All in all, “Virus: 32” aspires to be a standout entry in the pandemic-horror genre but falls short of achieving its full potential. While some portions of the film successfully deliver on its premise, others leave the audience questioning the stylistic and directorial choices made. The movie’s reliance on thematic elements explored in previous films, such as “REC,” may lead to feelings of familiarity among viewers seeking fresh and innovative narratives. Nevertheless, through its engaging performances and moments of genuine tension, “Virus: 32” manages to leave some lasting impressions.


In an era dominated by pandemic-related anxieties, the horror genre has attempted to capture the essence of these extraordinary times, exploring themes of isolation, fear, and infection. While “Virus: 32” contributes to this cinematic exploration, it lacks the consistency and distinctiveness needed to truly stand out among its peers. Gustavo Hernández’s film is a commendable effort that engages the audience and offers glimpses of its potential greatness but ultimately falls short of leaving an indelible mark in the pandemic-horror landscape.

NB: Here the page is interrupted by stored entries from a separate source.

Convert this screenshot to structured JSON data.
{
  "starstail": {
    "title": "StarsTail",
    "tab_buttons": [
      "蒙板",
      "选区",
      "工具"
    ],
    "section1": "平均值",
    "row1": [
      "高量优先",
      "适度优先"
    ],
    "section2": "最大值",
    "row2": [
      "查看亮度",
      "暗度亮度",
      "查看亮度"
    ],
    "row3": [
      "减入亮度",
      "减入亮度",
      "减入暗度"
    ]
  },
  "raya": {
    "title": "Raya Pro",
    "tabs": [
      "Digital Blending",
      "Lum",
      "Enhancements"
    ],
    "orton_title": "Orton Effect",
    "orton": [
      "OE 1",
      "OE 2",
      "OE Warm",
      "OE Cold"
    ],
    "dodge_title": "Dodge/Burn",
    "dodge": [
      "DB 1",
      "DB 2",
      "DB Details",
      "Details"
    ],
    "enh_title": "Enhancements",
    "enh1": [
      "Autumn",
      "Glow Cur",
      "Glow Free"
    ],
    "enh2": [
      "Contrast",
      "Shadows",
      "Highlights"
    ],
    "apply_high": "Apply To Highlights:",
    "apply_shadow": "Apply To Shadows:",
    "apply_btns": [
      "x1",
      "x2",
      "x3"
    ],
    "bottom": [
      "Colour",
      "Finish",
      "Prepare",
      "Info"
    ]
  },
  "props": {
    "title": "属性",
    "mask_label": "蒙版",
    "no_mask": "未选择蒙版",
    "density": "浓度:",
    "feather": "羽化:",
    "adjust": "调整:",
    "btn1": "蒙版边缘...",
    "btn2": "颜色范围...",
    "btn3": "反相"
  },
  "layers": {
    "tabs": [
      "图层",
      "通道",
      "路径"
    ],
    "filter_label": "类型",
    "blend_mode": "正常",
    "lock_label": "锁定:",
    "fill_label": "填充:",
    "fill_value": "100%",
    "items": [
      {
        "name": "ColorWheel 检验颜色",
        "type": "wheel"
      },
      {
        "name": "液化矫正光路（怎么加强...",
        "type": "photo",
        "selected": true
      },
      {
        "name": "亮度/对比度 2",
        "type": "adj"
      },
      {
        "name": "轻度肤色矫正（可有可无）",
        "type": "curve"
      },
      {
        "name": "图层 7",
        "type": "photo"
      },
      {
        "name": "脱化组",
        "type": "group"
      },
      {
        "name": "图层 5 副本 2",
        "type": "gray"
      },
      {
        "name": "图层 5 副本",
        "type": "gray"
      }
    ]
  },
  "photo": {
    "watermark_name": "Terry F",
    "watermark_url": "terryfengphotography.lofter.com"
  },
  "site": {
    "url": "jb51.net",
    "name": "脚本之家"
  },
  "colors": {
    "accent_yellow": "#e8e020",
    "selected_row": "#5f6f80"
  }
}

Frequently Asked Questions (FAQs)

1. Is “Virus: 32” a traditional zombie movie?

No, “Virus: 32” deviates from the traditional depiction of zombies. While it draws inspiration from the concept of viruses controlling people, the infected in the film do not rise from the dead like typical zombies.

2. What sets “Virus: 32” apart from other pandemic-related horror films?

“Virus: 32” distinguishes itself by incorporating an element of the infected individuals momentarily pausing for thirty-two seconds after attacking someone. This unique behavior adds an additional layer of suspense and strategic thinking for the protagonists.

3. How does Paula Silva’s performance contribute to the film?

Paula Silva delivers a solid performance as Iris, a security guard and mother fighting to survive in a nightmarish situation. Her portrayal effectively conveys the character’s determination, fear, and maternal instinct, enhancing the emotional engagement of the audience.

4. Does “Virus: 32” explore the psychological impact of a pandemic?

While the film primarily focuses on the immediate physical threats posed by the infected hunters, it indirectly touches upon the psychological toll of living through a pandemic. Themes of isolation, anxiety, and the instinct to protect loved ones permeate the narrative.

5. How does “Virus: 32” compare to other pandemic-horror films?

“Virus: 32” falls within the spectrum of pandemic-related horror films but fails to distinguish itself significantly. While it possesses moments of tension and engaging performances, it pales in comparison to other standout entries in the genre, such as “In the Earth” and “Host.”